Les témoignages de femmes ayant subi des violences gynécologiques et obstétricales sont-ils en passe d’être enfin entendus ? Alors que depuis 2014, de nombreuses femmes souhaitent faire connaître les maltraitances dont elles ont été victimes lors de leur suivi gynécologique et obstétrical, notamment via le hashtag #PayeTonUtérus ou au travers de témoignages compilés sur des blogs, le Collège national des gynécologues et obstétriciens français (CNGOF) a annoncé lors du congrès de la société savante qui se déroulait le 6 décembre dernier à Strasbourg que les pratiques entourant l’épisiotomie devaient changer.
Un fort retentissement physique et psychologique
Vécue par de nombreuses femmes comme un traumatisme, l’épisiotomie consiste en l’incision sur quelques centimètres des muscles superficiels du périnée pour aider l’enfant à naître.
Si le taux d’épisiotomies pratiquées varie énormément selon les maternités, de nombreuses voix se sont élevées ces dernières années pour dénoncer la trop grande systématisation de ce geste médical, pratiqué lors d’un accouchement sur cinq selon la dernière enquête nationale périnatale publiée en 2017. Selon un autre rapport, remis à Marlène Schiappa en juin 2018 par le Haut Conseil à l’Égalite entre les femmes et les hommes, une femme sur deux sur laquelle une épisiotomie a été réalisée déplore un manque ou l’absence totale d’explications sur le motif.
Ce que reconnaît aujourd’hui le CNGOF, qui affirme que ce taux d’épisiotomies pratiquées pourrait être réduit. "On sait aujourd’hui que cette pratique, qui a un fort retentissement physique et psychologique pour les femmes, sera inutile dans la plupart des naissances", affirme dans un article du Figaro le Pr Hervé Fernandez, chef de service de la maternité de Bicêtre (CHU Paris Sud), qui n’a pas participé à l’élaboration des recommandations.

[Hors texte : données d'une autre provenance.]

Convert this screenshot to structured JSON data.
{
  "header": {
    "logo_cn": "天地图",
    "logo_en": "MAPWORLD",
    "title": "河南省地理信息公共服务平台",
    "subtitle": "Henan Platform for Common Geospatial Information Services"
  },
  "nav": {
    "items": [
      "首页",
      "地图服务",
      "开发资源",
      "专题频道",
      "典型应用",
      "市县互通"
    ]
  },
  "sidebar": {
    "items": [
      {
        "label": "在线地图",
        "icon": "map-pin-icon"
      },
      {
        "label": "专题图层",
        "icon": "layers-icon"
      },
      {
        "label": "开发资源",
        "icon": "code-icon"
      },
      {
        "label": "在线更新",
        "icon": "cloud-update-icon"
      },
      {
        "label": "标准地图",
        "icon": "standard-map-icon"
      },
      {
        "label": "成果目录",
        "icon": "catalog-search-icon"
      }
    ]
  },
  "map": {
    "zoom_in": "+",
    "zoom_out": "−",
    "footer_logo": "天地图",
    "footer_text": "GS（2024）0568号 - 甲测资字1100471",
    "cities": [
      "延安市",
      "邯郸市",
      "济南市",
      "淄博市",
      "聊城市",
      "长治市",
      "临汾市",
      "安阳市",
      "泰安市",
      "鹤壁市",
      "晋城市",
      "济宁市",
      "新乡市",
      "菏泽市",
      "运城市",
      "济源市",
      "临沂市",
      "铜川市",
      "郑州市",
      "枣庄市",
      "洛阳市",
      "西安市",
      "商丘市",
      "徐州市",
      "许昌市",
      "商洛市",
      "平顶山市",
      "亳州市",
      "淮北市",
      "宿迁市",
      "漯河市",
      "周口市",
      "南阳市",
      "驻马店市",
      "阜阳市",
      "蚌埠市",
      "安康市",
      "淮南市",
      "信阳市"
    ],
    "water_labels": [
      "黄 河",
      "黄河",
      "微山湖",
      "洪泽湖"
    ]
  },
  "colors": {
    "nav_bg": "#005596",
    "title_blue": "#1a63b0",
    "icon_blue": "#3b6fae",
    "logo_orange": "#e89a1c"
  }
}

D’ailleurs, la littérature scientifique au sujet de l’épisiotomie est formelle : en cas d’accouchement normal et spontané, et même si l’enfant se présente par le siège, l’épisiotomie n’offre aucun bénéfice pour prévenir une lésion du périnée. Cet acte chirurgical peut par ailleurs entraîner une augmentation de la douleur et de la durée de cicatrisation par rapport à une déchirure périnéale simple et compliquer la reprise de la vie sexuelle après l’accouchement.
L’épisiotomie peut être utile en cas d’utilisation d’instruments
Dans ses recommandations, le CNGOF ne retient qu’une situation justifiant le recours à l’épisiotomie : lorsque sont utilisés des instruments d’extraction comme la ventouse ou les forceps pendant l’accouchement. "L'extraction instrumentale, surtout avec un forceps, est associée à un risque de déchirure grave pouvant s'étendre jusqu'au sphincter anal. Or les études suggèrent, avec toutefois un niveau de preuve faible, que l'épisiotomie pourrait avoir une action préventive", détaille le Pr Xavier Fritel, gynécologue au CHU de Poitiers et co-auteur de ces recommandations.

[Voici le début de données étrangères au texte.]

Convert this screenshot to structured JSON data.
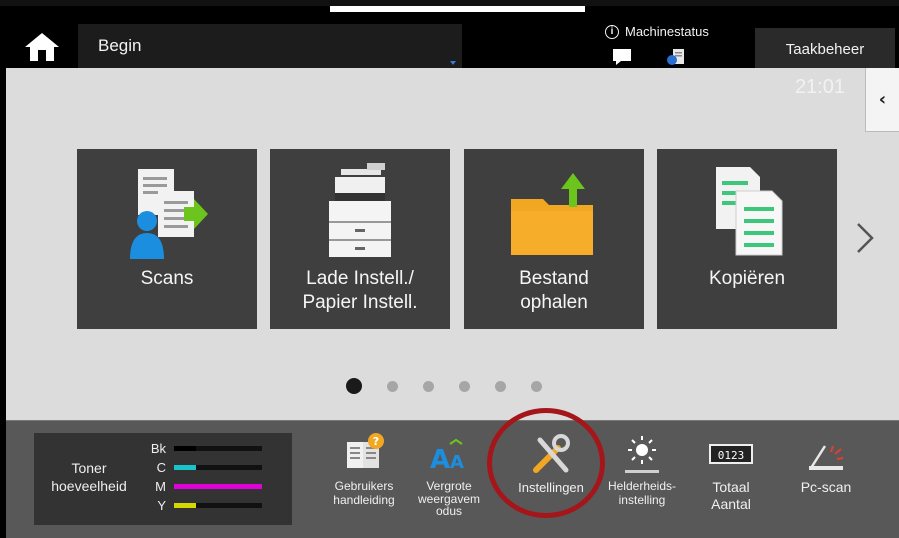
{
  "header": {
    "title": "Begin",
    "machine_status": "Machinestatus",
    "task_button": "Taakbeheer",
    "time": "21:01"
  },
  "tiles": [
    {
      "label_line1": "Scans",
      "label_line2": ""
    },
    {
      "label_line1": "Lade Instell./",
      "label_line2": "Papier Instell."
    },
    {
      "label_line1": "Bestand",
      "label_line2": "ophalen"
    },
    {
      "label_line1": "Kopiëren",
      "label_line2": ""
    }
  ],
  "pager": {
    "pages": 6,
    "active": 1
  },
  "toner": {
    "label_line1": "Toner",
    "label_line2": "hoeveelheid",
    "levels": [
      {
        "key": "Bk",
        "level": 0.25,
        "color": "#000000"
      },
      {
        "key": "C",
        "level": 0.25,
        "color": "#19c3c9"
      },
      {
        "key": "M",
        "level": 1.0,
        "color": "#e000d8"
      },
      {
        "key": "Y",
        "level": 0.25,
        "color": "#d6d600"
      }
    ]
  },
  "tools": [
    {
      "line1": "Gebruikers",
      "line2": "handleiding",
      "line3": ""
    },
    {
      "line1": "Vergrote",
      "line2": "weergavem",
      "line3": "odus"
    },
    {
      "line1": "Instellingen",
      "line2": "",
      "line3": ""
    },
    {
      "line1": "Helderheids-",
      "line2": "instelling",
      "line3": ""
    },
    {
      "line1": "Totaal",
      "line2": "Aantal",
      "line3": ""
    },
    {
      "line1": "Pc-scan",
      "line2": "",
      "line3": ""
    }
  ],
  "counter_digits": "0123",
  "colors": {
    "highlight_circle": "#a4161a",
    "accent_green": "#6cc51c",
    "folder": "#f2a723"
  }
}
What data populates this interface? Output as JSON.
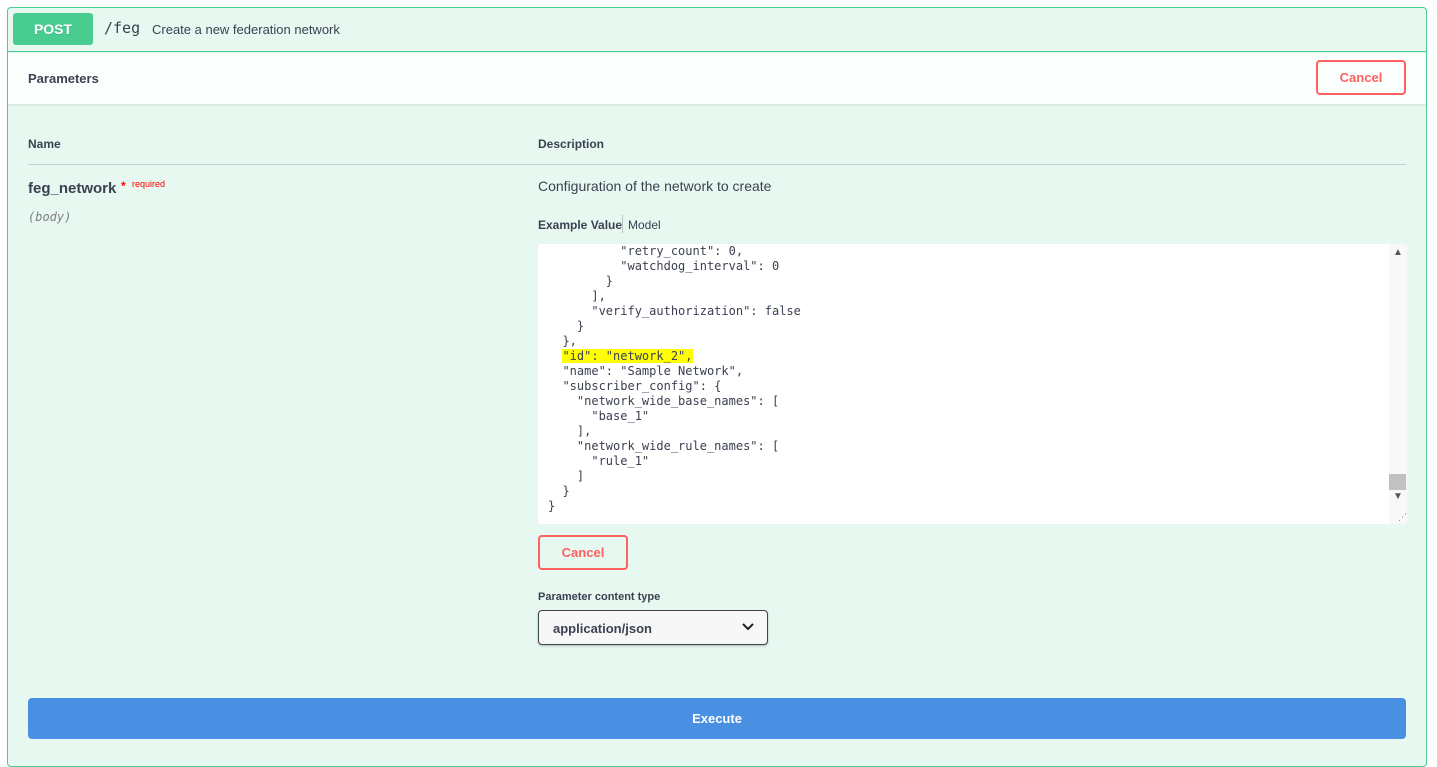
{
  "operation": {
    "method": "POST",
    "path": "/feg",
    "summary": "Create a new federation network"
  },
  "parameters_section": {
    "title": "Parameters",
    "cancel_label": "Cancel"
  },
  "table": {
    "name_header": "Name",
    "description_header": "Description"
  },
  "parameter": {
    "name": "feg_network",
    "required_star": "*",
    "required_label": "required",
    "location": "(body)",
    "description": "Configuration of the network to create"
  },
  "tabs": {
    "example_value": "Example Value",
    "model": "Model"
  },
  "code_lines": [
    "          \"retry_count\": 0,",
    "          \"watchdog_interval\": 0",
    "        }",
    "      ],",
    "      \"verify_authorization\": false",
    "    }",
    "  },",
    "  \"id\": \"network_2\",",
    "  \"name\": \"Sample Network\",",
    "  \"subscriber_config\": {",
    "    \"network_wide_base_names\": [",
    "      \"base_1\"",
    "    ],",
    "    \"network_wide_rule_names\": [",
    "      \"rule_1\"",
    "    ]",
    "  }",
    "}"
  ],
  "highlighted_line_index": 7,
  "body_cancel_label": "Cancel",
  "content_type": {
    "label": "Parameter content type",
    "selected": "application/json"
  },
  "execute_label": "Execute",
  "colors": {
    "post_green": "#49cc90",
    "cancel_red": "#ff6060",
    "execute_blue": "#4990e2",
    "highlight_yellow": "#ffff00"
  }
}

Mais la pratique de l’épisiotomie dans cette situation ne doit en aucun cas devenir systématique. Le CNGOF insiste sur le fait que l’incision du périnée est "à considérer" par l’obstétricien, qui doit prendre en compte des facteurs de risque tels qu’un premier accouchement, la suspicion d’un enfant de poids important ou l’état clinique du périnée. "Dans certaines circonstances, l’accoucheur pourra être en faveur d’une épisiotomie parce qu’il fait prendre des risques à la femme en utilisant des instruments d’extraction", résume le Pr Fritel.

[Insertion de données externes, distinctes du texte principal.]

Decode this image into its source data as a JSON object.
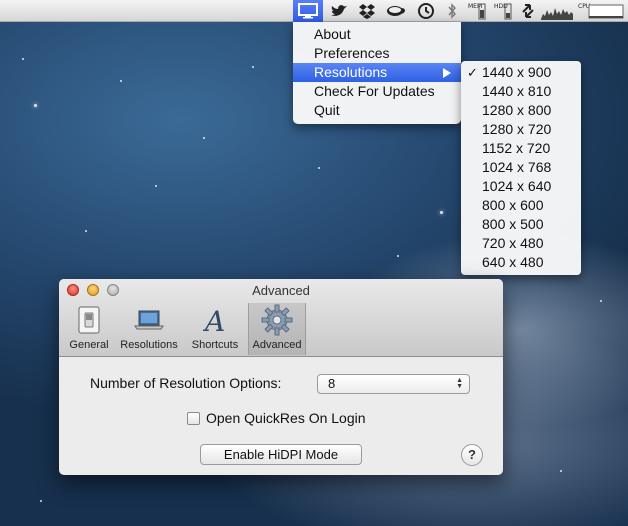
{
  "menubar": {
    "icons": [
      {
        "name": "display-icon",
        "active": true
      },
      {
        "name": "twitter-bird-icon"
      },
      {
        "name": "dropbox-icon"
      },
      {
        "name": "coffee-cup-icon"
      },
      {
        "name": "time-machine-icon"
      },
      {
        "name": "bluetooth-icon"
      },
      {
        "name": "memory-meter-icon"
      },
      {
        "name": "hdd-meter-icon"
      },
      {
        "name": "network-arrows-icon"
      },
      {
        "name": "activity-graph-icon"
      },
      {
        "name": "cpu-meter-icon"
      }
    ],
    "meter_labels": {
      "mem": "MEM",
      "hdd": "HDD",
      "cpu": "CPU"
    }
  },
  "app_menu": {
    "items": [
      "About",
      "Preferences",
      "Resolutions",
      "Check For Updates",
      "Quit"
    ],
    "highlighted": "Resolutions"
  },
  "resolutions_submenu": {
    "items": [
      "1440 x 900",
      "1440 x 810",
      "1280 x 800",
      "1280 x 720",
      "1152 x 720",
      "1024 x 768",
      "1024 x 640",
      "800 x 600",
      "800 x 500",
      "720 x 480",
      "640 x 480"
    ],
    "checked": "1440 x 900",
    "check_mark": "✓"
  },
  "prefs_window": {
    "title": "Advanced",
    "toolbar": [
      {
        "label": "General",
        "icon": "switch-icon"
      },
      {
        "label": "Resolutions",
        "icon": "laptop-icon"
      },
      {
        "label": "Shortcuts",
        "icon": "font-a-icon"
      },
      {
        "label": "Advanced",
        "icon": "gear-icon",
        "selected": true
      }
    ],
    "number_label": "Number of Resolution Options:",
    "number_value": "8",
    "login_label": "Open QuickRes On Login",
    "login_checked": false,
    "hidpi_button": "Enable HiDPI Mode",
    "help_label": "?"
  },
  "colors": {
    "menu_highlight": "#2f61e5",
    "desktop": "#25486f"
  }
}
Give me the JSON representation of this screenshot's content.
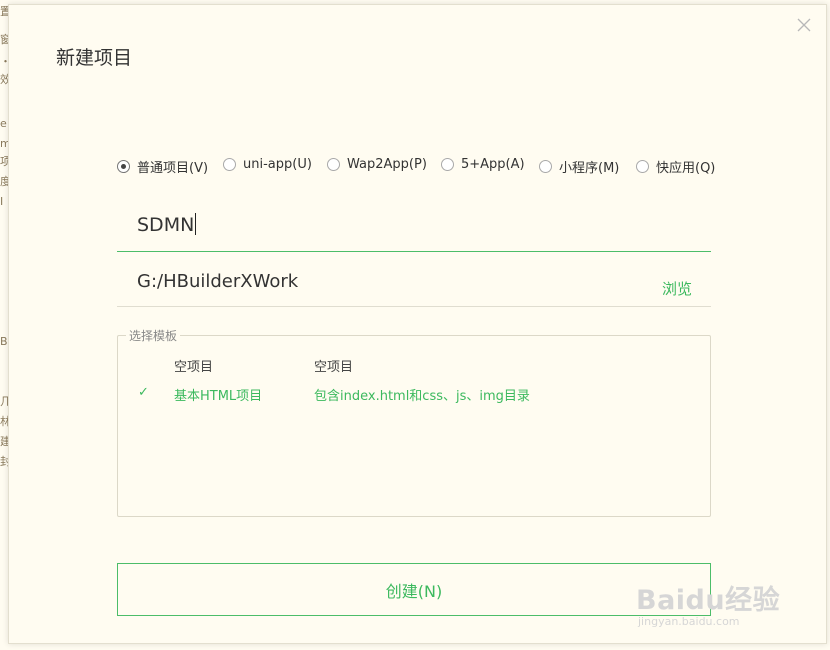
{
  "background_text": [
    "置",
    "窗",
    "・",
    "效",
    "e",
    "m",
    "项",
    "度",
    "I",
    "B",
    "几",
    "林",
    "建",
    "封"
  ],
  "dialog": {
    "title": "新建项目",
    "close_icon": "close-icon",
    "project_types": [
      {
        "label": "普通项目(V)",
        "selected": true
      },
      {
        "label": "uni-app(U)",
        "selected": false
      },
      {
        "label": "Wap2App(P)",
        "selected": false
      },
      {
        "label": "5+App(A)",
        "selected": false
      },
      {
        "label": "小程序(M)",
        "selected": false
      },
      {
        "label": "快应用(Q)",
        "selected": false
      }
    ],
    "project_name": {
      "value": "SDMN"
    },
    "project_path": {
      "value": "G:/HBuilderXWork",
      "browse_label": "浏览"
    },
    "template": {
      "legend": "选择模板",
      "rows": [
        {
          "check": "",
          "name": "空项目",
          "description": "空项目",
          "selected": false
        },
        {
          "check": "✓",
          "name": "基本HTML项目",
          "description": "包含index.html和css、js、img目录",
          "selected": true
        }
      ]
    },
    "create_button": {
      "label": "创建(N)"
    },
    "accent_color": "#3cb95e"
  },
  "watermark": {
    "main": "Baidu经验",
    "sub": "jingyan.baidu.com"
  }
}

Mieux informer les femmes sur la possibilité d’une épisiotomie
La dernière recommandation du CNGOF est de mieux informer les femmes sur le possible recours à l’épisiotomie dans une situation d’urgence. Celle-ci peut en effet être nécessaire en cas de risque de déchirure périnéale concernant le sphincter. Celle-ci toucherait 1 à 5% des naissances et peut avoir de graves conséquences sur la santé des femmes. "Il n'existe à ce jour aucun modèle de prédiction du risque permettant de planifier une épisiotomie", rappelle le Pr Fernandez. "Elle se décidera toujours au dernier moment dans une certaine urgence". D’où la nécessité de mieux informer les femmes avant leur accouchement et de prendre en considération leurs attentes, notamment en leur faisant formuler un projet de naissance, mais aussi au moment d’entrer dans la salle de travail, en leur expliquant pourquoi ce geste est envisagé.